HUD Archives: News Releases

HUD No. 07-032
Shantae Goodloe
(202) 708-0685
For Release
April 3, 2007

Over 10,000 complaints filed last year; most alleged race or disability discrimination

WASHINGTON– Government agencies received 10,328 housing discrimination complaints, the highest number ever filed in a single year, according to an annual fair housing report released today by the U.S. Department of Housing and Urban Development. HUD's Fiscal Year 2006 report, which details HUD's enforcement efforts during the year, also found that race and disability top the list of reasons why individuals filed complaints.

For the second year in a row, race and disability were virtually tied as the most common bases of housing discrimination reported to HUD and state and local government agencies funded through its Fair Housing Assistance Program (FHAP). Of the more than 10,000 complaints filed, 40 percent alleged racial discrimination while nearly the same percentage alleged discrimination against persons with disabilities. Complainants, according to the report, most often alleged discrimination in the terms and conditions of the sale or rental of housing, or refusal to rent.

The report was released as a part of National Fair Housing Month, which occurs every April to mark the signing of the Fair Housing Act. This year's theme, for the 39th anniversary of the law, informs housing providers and the public that "Fair Housing: It's Not an Option…It's the Law."

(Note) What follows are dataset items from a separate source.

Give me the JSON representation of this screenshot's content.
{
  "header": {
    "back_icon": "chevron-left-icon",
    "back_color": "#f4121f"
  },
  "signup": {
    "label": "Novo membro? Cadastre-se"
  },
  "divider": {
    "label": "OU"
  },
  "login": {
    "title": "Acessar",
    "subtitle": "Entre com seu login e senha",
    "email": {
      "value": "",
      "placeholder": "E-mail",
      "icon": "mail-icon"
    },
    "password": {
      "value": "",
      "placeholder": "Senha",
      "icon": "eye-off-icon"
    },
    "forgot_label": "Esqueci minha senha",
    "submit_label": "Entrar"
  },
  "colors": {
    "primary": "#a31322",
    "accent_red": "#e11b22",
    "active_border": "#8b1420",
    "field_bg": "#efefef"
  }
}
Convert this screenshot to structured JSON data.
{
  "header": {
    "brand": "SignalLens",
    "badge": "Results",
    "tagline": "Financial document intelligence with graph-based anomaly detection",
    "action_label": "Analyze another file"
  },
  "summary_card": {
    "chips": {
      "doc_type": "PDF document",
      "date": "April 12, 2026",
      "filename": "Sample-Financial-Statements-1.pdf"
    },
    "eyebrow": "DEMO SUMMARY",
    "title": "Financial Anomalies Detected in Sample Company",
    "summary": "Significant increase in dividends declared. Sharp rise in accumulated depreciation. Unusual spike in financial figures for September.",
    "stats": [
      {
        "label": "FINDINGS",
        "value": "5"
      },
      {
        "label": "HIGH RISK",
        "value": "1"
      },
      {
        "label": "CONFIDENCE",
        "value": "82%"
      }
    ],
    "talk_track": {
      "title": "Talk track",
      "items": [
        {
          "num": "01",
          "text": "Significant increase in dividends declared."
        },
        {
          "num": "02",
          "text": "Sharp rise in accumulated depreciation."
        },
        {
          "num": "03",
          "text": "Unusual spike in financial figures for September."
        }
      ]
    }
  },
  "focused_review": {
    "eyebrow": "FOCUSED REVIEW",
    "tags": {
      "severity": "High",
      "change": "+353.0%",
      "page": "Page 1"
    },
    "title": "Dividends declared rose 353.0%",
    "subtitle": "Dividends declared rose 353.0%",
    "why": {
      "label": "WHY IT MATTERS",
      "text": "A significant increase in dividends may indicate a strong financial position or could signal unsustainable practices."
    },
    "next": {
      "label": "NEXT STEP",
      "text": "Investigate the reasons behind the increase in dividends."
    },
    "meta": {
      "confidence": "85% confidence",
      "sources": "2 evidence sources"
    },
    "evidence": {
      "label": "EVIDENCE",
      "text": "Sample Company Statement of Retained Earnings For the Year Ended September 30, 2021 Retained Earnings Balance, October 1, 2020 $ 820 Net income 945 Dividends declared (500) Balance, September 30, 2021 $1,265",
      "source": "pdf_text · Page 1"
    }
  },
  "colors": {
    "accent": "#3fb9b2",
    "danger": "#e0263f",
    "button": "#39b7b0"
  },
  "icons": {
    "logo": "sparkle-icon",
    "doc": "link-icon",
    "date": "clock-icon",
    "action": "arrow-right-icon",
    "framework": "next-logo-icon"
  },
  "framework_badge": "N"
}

"This report shows the importance of HUD's continued enforcement, education, and outreach activities to ensure that all Americans have access to housing opportunities," explained Kim Kendrick, HUD Assistant Secretary for Fair Housing and Equal Opportunity. "As diverse as this country is, we still see instances where individuals are denied housing because of the color of their skin or because they have physical disabilities that require certain accommodations. Not only is that not acceptable morally, it is against the law."

The report describes HUD's enforcement activities, including summaries of several cases that HUD or FHAP agencies investigated during FY 2006. For example:

  • A case that resulted in a $40,000 settlement for an African-American woman in Pennsylvania who was allegedly denied the opportunity to rent a house because of her race.
  • A case that resulted in a $7,500 settlement for a couple in Illinois who were allegedly denied the opportunity to rent an apartment because they had a child.
  • A case that resulted in a $15,000 settlement for a man with a disability in Hawaii who was allegedly denied permission to make structural modifications that he needed in order to use and enjoy his dwelling.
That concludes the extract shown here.